The Great River Energy Station in Stanton has been up and running for 50 years, and today, it came down in less than 30 seconds.
Our Malique Rankin was there as the building came tumbling down.
After the economy took it’s toll on the Stanton Station, they were forced to close it’s doors and let the more than 60 employees go. The plant last generated electricity in February of 2017. Former employees, and people still with Great River Energy saw the building standing, for the final time.
Rick Lancaster; Vice President & Chief Generation Officer: “That’s the hardest part of this, saying good bye to good people, skilled people who worked here. Who don’t have a job anymore because of the economics of the business.”

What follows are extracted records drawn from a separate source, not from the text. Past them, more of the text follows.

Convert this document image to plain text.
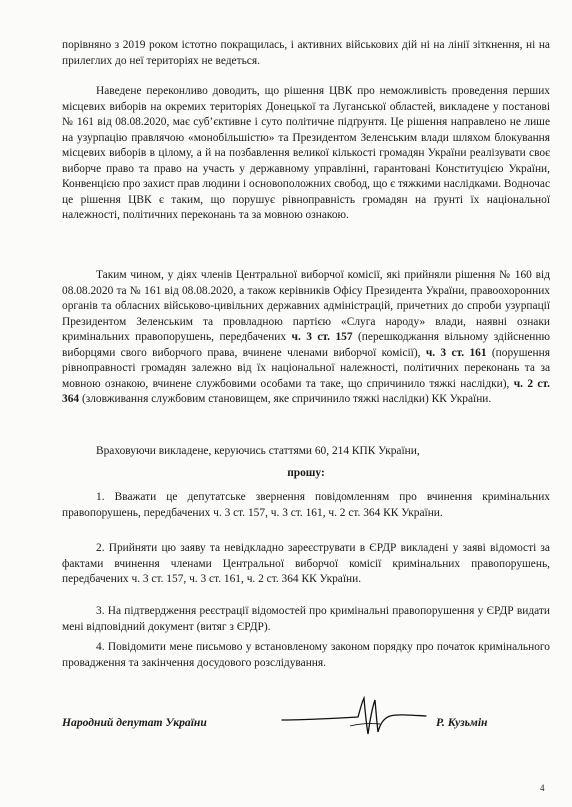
порівняно з 2019 роком істотно покращилась, і активних військових дій ні на лінії зіткнення, ні на прилеглих до неї територіях не ведеться.

Наведене переконливо доводить, що рішення ЦВК про неможливість проведення перших місцевих виборів на окремих територіях Донецької та Луганської областей, викладене у постанові № 161 від 08.08.2020, має суб’єктивне і суто політичне підґрунтя. Це рішення направлено не лише на узурпацію правлячою «монобільшістю» та Президентом Зеленським влади шляхом блокування місцевих виборів в цілому, а й на позбавлення великої кількості громадян України реалізувати своє виборче право та право на участь у державному управлінні, гарантовані Конституцією України, Конвенцією про захист прав людини і основоположних свобод, що є тяжкими наслідками. Водночас це рішення ЦВК є таким, що порушує рівноправність громадян на ґрунті їх національної належності, політичних переконань та за мовною ознакою.

Таким чином, у діях членів Центральної виборчої комісії, які прийняли рішення № 160 від 08.08.2020 та № 161 від 08.08.2020, а також керівників Офісу Президента України, правоохоронних органів та обласних військово-цивільних державних адміністрацій, причетних до спроби узурпації Президентом Зеленським та провладною партією «Слуга народу» влади, наявні ознаки кримінальних правопорушень, передбачених ч. 3 ст. 157 (перешкоджання вільному здійсненню виборцями свого виборчого права, вчинене членами виборчої комісії), ч. 3 ст. 161 (порушення рівноправності громадян залежно від їх національної належності, політичних переконань та за мовною ознакою, вчинене службовими особами та таке, що спричинило тяжкі наслідки), ч. 2 ст. 364 (зловживання службовим становищем, яке спричинило тяжкі наслідки) КК України.

Враховуючи викладене, керуючись статтями 60, 214 КПК України,

прошу:

1. Вважати це депутатське звернення повідомленням про вчинення кримінальних правопорушень, передбачених ч. 3 ст. 157, ч. 3 ст. 161, ч. 2 ст. 364 КК України.

2. Прийняти цю заяву та невідкладно зареєструвати в ЄРДР викладені у заяві відомості за фактами вчинення членами Центральної виборчої комісії кримінальних правопорушень, передбачених ч. 3 ст. 157, ч. 3 ст. 161, ч. 2 ст. 364 КК України.

3. На підтвердження реєстрації відомостей про кримінальні правопорушення у ЄРДР видати мені відповідний документ (витяг з ЄРДР).

4. Повідомити мене письмово у встановленому законом порядку про початок кримінального провадження та закінчення досудового розслідування.

Народний депутат України	Р. Кузьмін
4
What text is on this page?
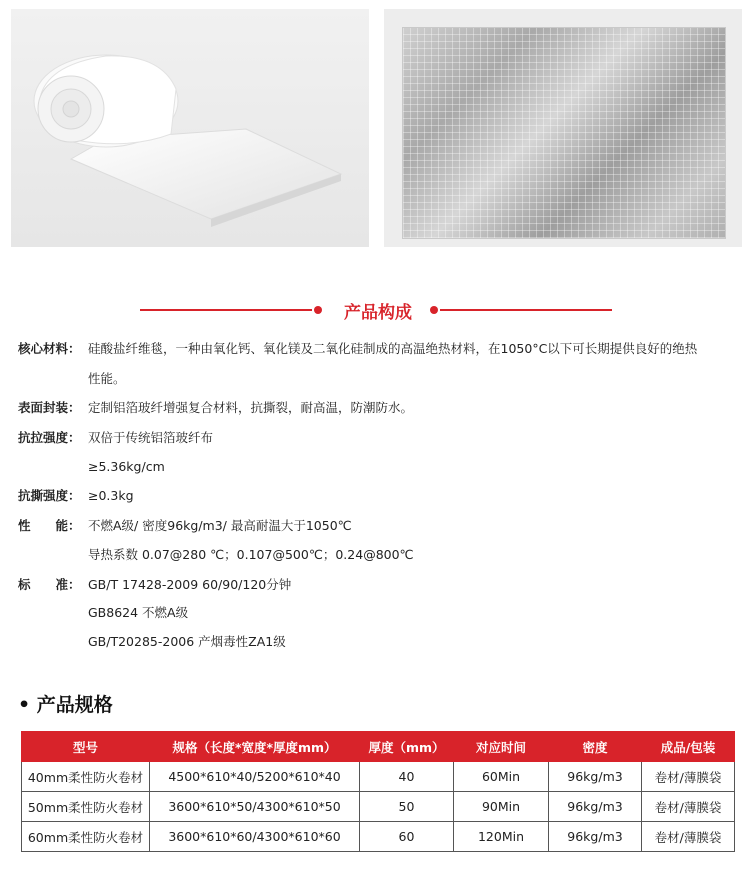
产品构成
核心材料： 硅酸盐纤维毯，一种由氧化钙、氧化镁及二氧化硅制成的高温绝热材料，在1050°C以下可长期提供良好的绝热
性能。
表面封装： 定制铝箔玻纤增强复合材料，抗撕裂，耐高温，防潮防水。
抗拉强度： 双倍于传统铝箔玻纤布
≥5.36kg/cm
抗撕强度： ≥0.3kg
性　　能： 不燃A级/ 密度96kg/m3/ 最高耐温大于1050℃
导热系数 0.07@280 ℃；0.107@500℃；0.24@800℃
标　　准： GB/T 17428-2009 60/90/120分钟
GB8624 不燃A级
GB/T20285-2006 产烟毒性ZA1级
• 产品规格
型号	规格（长度*宽度*厚度mm）	厚度（mm）	对应时间	密度	成品/包装
40mm柔性防火卷材	4500*610*40/5200*610*40	40	60Min	96kg/m3	卷材/薄膜袋
50mm柔性防火卷材	3600*610*50/4300*610*50	50	90Min	96kg/m3	卷材/薄膜袋
60mm柔性防火卷材	3600*610*60/4300*610*60	60	120Min	96kg/m3	卷材/薄膜袋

The reason the energy company took this route for deconstruction? Safety.
Rick Lancaster; Vice President & Chief Generation Officer: “Well imploding is actually the safest way to do it. The charges were set yesterday and all the people were removed from the site.”
The goal is to turn the clock back on the land, restoring the native grasslands.
Rick Lancaster; Vice President & Chief Generation Officer: “The building, what’s primarily left is steel and concrete. The steel will be removed and sent to the scrap market. Concrete will be crushed up and used to fill the basement of the building.”
During the next 3 to 4 months, crews will sort, size, and ship scrap materials off-site.
The plot of land is for sale, Great River Energy says they don’t know what the future holds for the space.